Sim, na altura queríamos lançar um jogo todos os anos. Por vezes eram chamados “ RPG de ficar sentado na kotatsu (lareira tradicional japonesa)”...

Iwata:

Ah, estou a ver...quando chegou a época de as pessoas se sentarem à kotatsu, querias que os jogadores jogassem Final Fantasy, certo?

Sakaguchi:

Exactamente. Embora só o pudéssemos ter feito até ao FFII, sentimos de alguma forma que gostaríamos de lançar os jogos no final do ano.

Iwata Asks
Sakamoto:

Lembro-me de ouvir isso também naquela altura.
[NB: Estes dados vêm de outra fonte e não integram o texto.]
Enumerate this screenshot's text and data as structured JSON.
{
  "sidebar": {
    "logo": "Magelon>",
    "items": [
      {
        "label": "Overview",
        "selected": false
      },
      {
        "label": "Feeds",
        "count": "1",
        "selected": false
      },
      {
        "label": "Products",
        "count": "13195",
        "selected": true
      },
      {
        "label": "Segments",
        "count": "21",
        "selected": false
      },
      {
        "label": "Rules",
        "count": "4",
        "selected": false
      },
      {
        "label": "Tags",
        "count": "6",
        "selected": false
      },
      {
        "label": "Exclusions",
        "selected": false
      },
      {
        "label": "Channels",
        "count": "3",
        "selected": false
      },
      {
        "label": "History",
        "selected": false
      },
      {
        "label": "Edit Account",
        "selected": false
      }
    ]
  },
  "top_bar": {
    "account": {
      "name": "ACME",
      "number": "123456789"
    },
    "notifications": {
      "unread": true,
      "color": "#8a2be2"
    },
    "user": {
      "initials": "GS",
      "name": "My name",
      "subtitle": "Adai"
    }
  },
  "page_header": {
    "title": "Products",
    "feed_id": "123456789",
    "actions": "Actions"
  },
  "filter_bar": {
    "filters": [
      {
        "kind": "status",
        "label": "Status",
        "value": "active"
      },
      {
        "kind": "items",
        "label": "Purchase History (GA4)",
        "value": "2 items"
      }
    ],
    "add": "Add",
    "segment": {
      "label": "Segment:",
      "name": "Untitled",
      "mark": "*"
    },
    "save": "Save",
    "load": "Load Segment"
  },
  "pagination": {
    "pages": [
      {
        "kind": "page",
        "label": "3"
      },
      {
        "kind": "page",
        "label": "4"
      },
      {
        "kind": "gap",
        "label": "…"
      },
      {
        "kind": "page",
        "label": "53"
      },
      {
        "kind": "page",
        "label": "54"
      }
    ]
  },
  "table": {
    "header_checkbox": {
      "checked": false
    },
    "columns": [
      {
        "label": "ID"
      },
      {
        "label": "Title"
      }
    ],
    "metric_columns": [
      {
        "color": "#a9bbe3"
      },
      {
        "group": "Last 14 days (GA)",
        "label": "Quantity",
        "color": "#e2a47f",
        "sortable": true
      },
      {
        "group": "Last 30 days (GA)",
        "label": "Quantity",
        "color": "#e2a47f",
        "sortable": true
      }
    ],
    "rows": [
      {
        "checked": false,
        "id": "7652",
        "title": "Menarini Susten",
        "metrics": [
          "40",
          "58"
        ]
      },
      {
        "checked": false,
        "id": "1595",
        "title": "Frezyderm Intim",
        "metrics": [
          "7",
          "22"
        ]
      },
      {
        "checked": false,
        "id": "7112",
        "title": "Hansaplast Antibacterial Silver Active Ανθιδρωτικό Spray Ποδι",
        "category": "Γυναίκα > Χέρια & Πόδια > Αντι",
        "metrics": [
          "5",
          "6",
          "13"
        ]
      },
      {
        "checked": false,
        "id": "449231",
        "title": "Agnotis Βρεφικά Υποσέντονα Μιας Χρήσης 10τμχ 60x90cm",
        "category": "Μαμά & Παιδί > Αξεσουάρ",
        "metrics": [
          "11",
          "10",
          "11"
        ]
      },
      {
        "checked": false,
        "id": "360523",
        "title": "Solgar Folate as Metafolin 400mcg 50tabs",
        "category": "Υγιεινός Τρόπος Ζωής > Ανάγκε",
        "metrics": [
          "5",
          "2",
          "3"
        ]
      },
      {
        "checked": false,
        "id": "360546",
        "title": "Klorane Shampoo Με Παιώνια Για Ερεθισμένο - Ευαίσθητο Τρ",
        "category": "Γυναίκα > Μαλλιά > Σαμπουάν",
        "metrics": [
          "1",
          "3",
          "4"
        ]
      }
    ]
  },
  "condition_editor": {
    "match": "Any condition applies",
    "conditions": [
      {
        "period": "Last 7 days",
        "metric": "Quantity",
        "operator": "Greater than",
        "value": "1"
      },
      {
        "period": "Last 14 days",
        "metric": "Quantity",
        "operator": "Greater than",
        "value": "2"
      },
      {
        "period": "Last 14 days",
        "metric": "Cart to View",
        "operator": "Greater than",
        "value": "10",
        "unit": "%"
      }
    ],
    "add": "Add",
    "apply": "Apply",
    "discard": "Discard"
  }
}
O lançamento de final de ano previsto para Dragon Quest III14 foi adiado, por isso Sakaguchi-san disse que não havia assentos à kotatsu’ este ano! 14Dragon Quest III Soshite Densentsu e... é um RPG lançado como um jogo para a NES em Fevereiro de 1988 no Japão. Os remakes foram lançados no Japão para a SNES e a Game Boy Color.

Sakaguchi:

Sim, eu disse isso. Acho que devíamos ter um “jogo de assento à kotatsu”. O atraso de Dragon Quest III tinha aberto uma vaga, por isso achei que seria uma boa altura. Era um grande lugar a preencher! (risos)

Iwata:

E a partir daí pensaste sempre em todos estes pormenores ao fazer um jogo, não foi, Sakaguchi-san?

Sakaguchi:

Sim. Sakamoto-san mencionou há pouco que ele era apenas um novato quando tentou escrever cenários pela primeira vez, e acho que nesse período podia fazer tudo. Não apenas coisas, mas também gestão, publicidade e por aí – estávamos numa era em que podias apanhar tudo o que viesse à rede. Para o melhor ou para o pior, acho que podes dizer que este é o tipo de miscelânea em que os jogos eram feitos.

Iwata:

É certamente verdade que hoje em dia o trabalho está dividido. Contudo, acho que o trabalho nos produtos em que estás envolvido só está concluído quando já te fizeste perguntas como “Como posso comunicar ao jogador as nossas mensagens contidas no produto?” ou “Como vou lançar o produto de forma a que os consumidores gostem dele?”

Sakamoto:

Eram tempos em que pensávamos por nós próprios e parecia que éramos capazes de fazer tudo.